Sterfte aan hart- en vaatziekten sinds 1970 gehalveerd
Vorig jaar zijn ruim 44 duizend personen overleden aan hart- en vaatziekten. Dit komt neer op één op de drie sterfgevallen.
maandag 26 september 2005
Sterfte aan hart- en vaatziekten daalt
Tussen 1970 en 1995 schommelde het jaarlijkse aantal sterfgevallen door hart- en vaatziekten rond 51 duizend. Sindsdien daalt het aantal sterfgevallen.
Wanneer rekening wordt gehouden met de omvang en leeftijdsamenstelling van de Nederlandse bevolking, dan daalt de sterfte aan hart- en vaatziekten al sinds het begin van de jaren zeventig continu. Overleden in 1970 nog 570 mannen en 660 vrouwen per 100 duizend van ieder geslacht aan hart- en vaatziekten, in 2004 zijn dit er 270 en 280. Het betekent dat het risico om aan een hart- of vaatziekte te overlijden sinds 1970 meer dan gehalveerd is.
Sterfte aan acuut hartinfarct het sterkst gedaald
De kans om aan ziekten van de kransvaten te overlijden is in 2004 zelfs bijna driemaal zo klein als begin jaren zeventig, zowel voor mannen als voor vrouwen. Dit komt voor een groot deel door de daling van de sterfte aan acute hartinfarcten.
Aandacht voor gezonde leefwijzen
De sterfte is onder meer verminderd doordat sinds de jaren tachtig minder mensen roken. Dit verklaart vooral de daling van de sterfte aan hart- en vaatziekten onder mannen. Ook een betere behandeling van een te hoog cholesterolgehalte en een te hoge bloeddruk en meer aandacht voor gezonde leefwijzen hebben aan de daling van de sterfte bijgedragen.

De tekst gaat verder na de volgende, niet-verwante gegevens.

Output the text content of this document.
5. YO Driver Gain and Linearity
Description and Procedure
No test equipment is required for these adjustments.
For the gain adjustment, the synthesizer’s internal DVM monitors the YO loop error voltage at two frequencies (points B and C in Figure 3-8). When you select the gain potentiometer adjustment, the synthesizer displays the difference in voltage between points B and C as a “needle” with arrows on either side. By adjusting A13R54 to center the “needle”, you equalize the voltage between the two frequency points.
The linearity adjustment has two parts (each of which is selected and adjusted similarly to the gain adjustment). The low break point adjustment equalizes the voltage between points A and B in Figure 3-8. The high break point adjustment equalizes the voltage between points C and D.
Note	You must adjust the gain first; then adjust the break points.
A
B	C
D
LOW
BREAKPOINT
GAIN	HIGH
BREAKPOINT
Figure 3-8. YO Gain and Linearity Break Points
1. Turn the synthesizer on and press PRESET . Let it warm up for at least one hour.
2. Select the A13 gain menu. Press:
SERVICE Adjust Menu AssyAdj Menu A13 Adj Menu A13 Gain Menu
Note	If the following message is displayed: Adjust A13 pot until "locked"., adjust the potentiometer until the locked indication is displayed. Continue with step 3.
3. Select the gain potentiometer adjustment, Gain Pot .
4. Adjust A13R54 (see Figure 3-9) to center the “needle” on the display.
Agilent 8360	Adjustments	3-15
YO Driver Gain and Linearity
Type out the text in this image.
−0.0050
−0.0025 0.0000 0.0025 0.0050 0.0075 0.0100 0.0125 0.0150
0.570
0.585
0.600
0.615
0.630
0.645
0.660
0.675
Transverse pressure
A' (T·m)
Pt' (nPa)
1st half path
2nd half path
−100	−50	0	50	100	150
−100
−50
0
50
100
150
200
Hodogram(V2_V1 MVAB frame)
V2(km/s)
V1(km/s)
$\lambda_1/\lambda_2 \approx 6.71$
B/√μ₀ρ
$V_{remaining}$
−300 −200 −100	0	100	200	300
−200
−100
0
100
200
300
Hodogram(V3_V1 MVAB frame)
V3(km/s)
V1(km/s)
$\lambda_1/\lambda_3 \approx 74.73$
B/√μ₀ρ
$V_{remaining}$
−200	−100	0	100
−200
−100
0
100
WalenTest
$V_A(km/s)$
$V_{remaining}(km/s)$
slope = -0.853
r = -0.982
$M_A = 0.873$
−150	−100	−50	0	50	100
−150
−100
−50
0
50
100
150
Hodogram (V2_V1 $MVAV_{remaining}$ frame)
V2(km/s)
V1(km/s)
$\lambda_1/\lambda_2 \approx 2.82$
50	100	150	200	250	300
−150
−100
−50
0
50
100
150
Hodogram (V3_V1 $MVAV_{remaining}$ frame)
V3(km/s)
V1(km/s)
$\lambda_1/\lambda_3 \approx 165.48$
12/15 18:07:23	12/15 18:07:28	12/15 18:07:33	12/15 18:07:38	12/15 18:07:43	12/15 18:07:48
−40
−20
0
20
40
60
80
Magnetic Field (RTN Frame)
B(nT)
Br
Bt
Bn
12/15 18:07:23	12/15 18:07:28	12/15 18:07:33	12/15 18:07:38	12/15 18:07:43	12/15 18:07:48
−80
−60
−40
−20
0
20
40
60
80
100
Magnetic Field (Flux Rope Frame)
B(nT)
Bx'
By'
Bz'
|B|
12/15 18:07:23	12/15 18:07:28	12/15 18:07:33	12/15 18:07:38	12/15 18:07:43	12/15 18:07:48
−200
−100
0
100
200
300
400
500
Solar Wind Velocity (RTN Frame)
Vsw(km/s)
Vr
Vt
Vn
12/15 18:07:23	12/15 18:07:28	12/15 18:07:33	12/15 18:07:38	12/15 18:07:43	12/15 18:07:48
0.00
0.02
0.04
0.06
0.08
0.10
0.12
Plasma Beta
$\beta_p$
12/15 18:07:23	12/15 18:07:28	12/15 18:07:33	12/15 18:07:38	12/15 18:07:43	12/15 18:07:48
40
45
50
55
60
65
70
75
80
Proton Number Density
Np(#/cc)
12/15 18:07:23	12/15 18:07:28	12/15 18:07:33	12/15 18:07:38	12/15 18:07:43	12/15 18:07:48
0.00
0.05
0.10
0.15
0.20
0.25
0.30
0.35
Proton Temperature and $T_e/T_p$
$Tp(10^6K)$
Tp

Minder sterke daling bij jonge vrouwen
De sterfte aan hart- en vaatziekten is niet in elke leeftijdscategorie even sterk gedaald. Bij vrouwen is de daling op leeftijden tot circa 60 jaar kleiner dan bij mannen. Dit heeft voor een deel te maken met hun rookgedrag. Desondanks hebben vrouwen bij overlijden aan hart- en vaatziekten een hogere leeftijd dan mannen. Vrouwen zijn dan gemiddeld 81,4 jaar oud, mannen 74,5 jaar.